Coverage of European population with 1000 sets of 9 random epitopes from IEDB, maintaining the same HLA allele distribution as in our epitopes. The dashed vertical blue line represents population coverage with peptides recognizing HLA-A*01:01, HLA-A*02:01, HLA-A*03:01 and HLA-B*07:02, based solely on HLA allele frequencies (not considering immunoprevalence). Mean population coverage from the 1000 random epitope sets after adjusting for immunoprevalence is shown as a dashed vertical red line.
```{r}
hist(iedb_random_est, main = "", xlab = "Estimated population coverage (proportion)", ylab = "Random epitope sets from IEDB (n)", xlim = c(0.15, 0.84))
abline(v = mean(iedb_random_est), col = "firebrick2", lty = 2, lwd = 3)
abline(v = unadjusted_coverage, col = "darkblue", lty = 2, lwd = 3)
```
# Impact of immunoprevalence on population coverage
```{r}
comb_data_toplot <- rbind(data.frame(coverage = iedb_random_est,
source = "Random IEDB"),
data.frame(coverage = pop_coverage$boot,
source = "This study")) %>%
mutate(source = factor(source, levels = c("This study", "Random IEDB")))
```
Figure below identical to Figure 4E
Coverage of European population with immunoprevalent peptides identified in this study as compared with 1000 random sets of immunogenic peptides from IEDB. The dashed black line represents population coverage with peptides recognizing HLA-A*01:01, HLA-A*02:01, HLA-A*A03:01 and HLA-B*07:02, based solely on HLA allele frequencies (not considering immunoprevalence).
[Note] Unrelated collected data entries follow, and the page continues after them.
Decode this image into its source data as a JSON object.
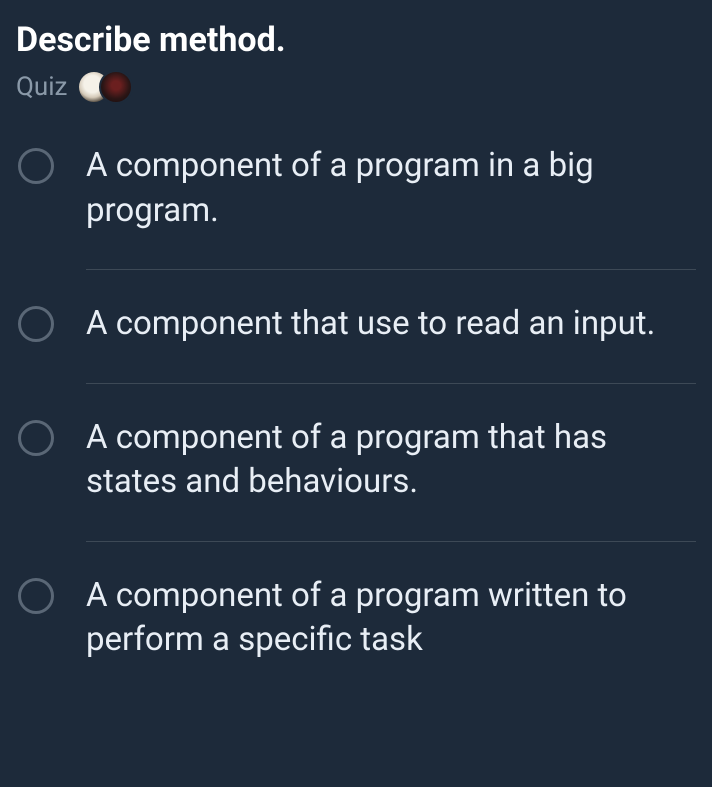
{
  "question": {
    "title": "Describe method.",
    "type_label": "Quiz"
  },
  "options": [
    {
      "text": "A component of a program in a big program."
    },
    {
      "text": "A component that use to read an input."
    },
    {
      "text": "A component of a program that has states and behaviours."
    },
    {
      "text": "A component of a program written to perform a specific task"
    }
  ]
}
Red box plot represents estimated population coverage with our top 9 epitopes (immunoprevalence 70% or higher) after adjusting for immunoprevalence, bootstrapping from the beta distribution of each epitope prevalence to quantify uncertainty (1000 iterations). In blue are results from 1000 random draws of immunogenic epitopes from IEDB, while keeping the HLA allele distribution the same as in our top epitopes (3 HLA-A*01:01peptides, 2 HLA-A*02:01 peptides, 2 HLA-A*03:01 peptides and 2 HLA-B*07:02 peptides). Boxplots show median and inter-quartile range (IQR); whiskers extend to +/- 1.5 times the IQR and more extreme values are drawn as dots.
```{r}
ggplot(comb_data_toplot)+
geom_hline(yintercept = unadjusted_coverage, col = "black", size = 1, linetype = 2)+
geom_boxplot(aes(source, coverage, col = source), fill = NA)+
scale_color_brewer(palette = "Set1")+
scale_y_continuous(limits = c(0, 1))+
labs(y = "Estimated population coverage")+
theme_bw()+
theme(text = element_text(colour = "black"),
axis.title.x = element_blank(),
legend.position = "none")
```
These data demonstrate that immunoprevalence has a striking impact on the population coverage of an epitope set even when HLA restriction is held constant.